En el otro extremo de París, en la Place du Trône, entre el 14 de junio y el 27 de julio de 1794 fueron ejecutadas 1356 personas pertenecientes a lo más granado de la aristocracia francesa (Los Rochefoucauld, Montalembert, Montmorency, Noailles, Grimaldi, La Tremoille), y otros de menor alcurnia como André Chénier -el poeta inmortalizado en la ópera de Giordano-, el general Eugène de Beauharnais -el primer marido de Josefina- y Leonard -el coiffeur de María Antonieta-. También acá, fueron ejecutadas las monjas que prefirieron el martirio antes que abandonar sus hábitos. Puccini las retrató en su ópera Las Carmelitas. La mayor parte de estas víctimas del Terror están enterradas en el Cementerio de Picpus, pequeño enterratorio reservado exclusivamente para los descendientes de los guillotinados. Allí también se encuentra el general Lafayette, bajo una bandera americana que ondea sobre su tumba y que jamás fue arreada, ni siquiera bajo el dominio nazi, probablemente por ser este un lugar poco conocido y de tan difícil acceso que los jerarcas alemanes ni se enteraron de su existencia durante la ocupación de París.
En la cripta de la Capilla des Carmes, están sepultados los ciento diecisiete eclesiásticos que fueron muertos a golpes el 2 de septiembre de 1792. Bajo el mismo Arco del Triunfo yacen otros quinientos ciudadanos, víctimas del rencor de aquellos que proclamaban la igualdad, la libertad y “la fraternidad”.

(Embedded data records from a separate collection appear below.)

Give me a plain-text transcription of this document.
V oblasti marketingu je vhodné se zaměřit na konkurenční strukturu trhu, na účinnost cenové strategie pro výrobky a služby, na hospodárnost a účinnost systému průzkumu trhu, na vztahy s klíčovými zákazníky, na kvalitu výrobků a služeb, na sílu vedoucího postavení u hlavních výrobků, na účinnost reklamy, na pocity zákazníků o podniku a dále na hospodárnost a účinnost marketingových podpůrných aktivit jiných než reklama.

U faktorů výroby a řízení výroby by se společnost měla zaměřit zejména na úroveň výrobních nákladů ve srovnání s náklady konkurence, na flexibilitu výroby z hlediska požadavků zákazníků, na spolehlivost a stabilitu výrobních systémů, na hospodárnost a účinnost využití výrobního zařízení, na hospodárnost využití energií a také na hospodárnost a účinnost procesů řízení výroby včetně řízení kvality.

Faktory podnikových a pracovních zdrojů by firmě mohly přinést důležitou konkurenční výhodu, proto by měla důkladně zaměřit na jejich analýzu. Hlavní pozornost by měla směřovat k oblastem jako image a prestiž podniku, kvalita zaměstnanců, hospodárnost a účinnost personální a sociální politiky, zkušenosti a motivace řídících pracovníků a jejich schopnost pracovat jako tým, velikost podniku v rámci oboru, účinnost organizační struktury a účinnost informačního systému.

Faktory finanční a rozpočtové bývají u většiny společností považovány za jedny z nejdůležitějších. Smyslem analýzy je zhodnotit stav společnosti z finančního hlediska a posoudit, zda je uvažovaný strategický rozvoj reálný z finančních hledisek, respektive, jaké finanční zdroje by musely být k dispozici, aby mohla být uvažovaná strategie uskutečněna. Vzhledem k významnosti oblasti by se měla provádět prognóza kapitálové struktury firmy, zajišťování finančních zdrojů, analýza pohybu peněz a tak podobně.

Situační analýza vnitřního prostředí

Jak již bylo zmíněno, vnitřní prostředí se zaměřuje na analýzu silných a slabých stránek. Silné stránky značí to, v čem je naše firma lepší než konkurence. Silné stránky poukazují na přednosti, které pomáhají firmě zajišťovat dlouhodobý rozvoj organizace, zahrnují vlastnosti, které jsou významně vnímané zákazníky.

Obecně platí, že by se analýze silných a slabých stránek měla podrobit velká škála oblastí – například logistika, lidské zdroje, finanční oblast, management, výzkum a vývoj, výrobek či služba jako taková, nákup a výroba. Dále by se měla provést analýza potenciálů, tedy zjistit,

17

París crecía en forma caótica y sus muertos invadían todos los rincones disponibles. Se imponía corregir esta situación. Fue justamente Napoleón quien impulsó ordenar este desquicio. Encargó esta tarea al señor Frochot, prefecto de París.
Después de estudiar detenidamente el tema, Frochot decidió comprar la colina de San Luis, en lo que por ese entonces eran las afueras de la ciudad. Existía allí un convento jesuita, famoso por ser el hogar del confesor de Luis XIV. Tarea nada fácil la de este padre François d’Aix de la Chaise: confesar y perdonar los numerosos pecados del Rey Sol debe haberle llevado mucho tiempo, aunque este sacerdote, tan disoluto como el monarca, pronto encontraba una fórmula poco estricta para expiar las culpas del espíritu y sobre todo las de la carne. Al menos sus esfuerzos fueron reconocidos al bautizar el cementerio más conocido de París con su nombre: Père-Lachaise.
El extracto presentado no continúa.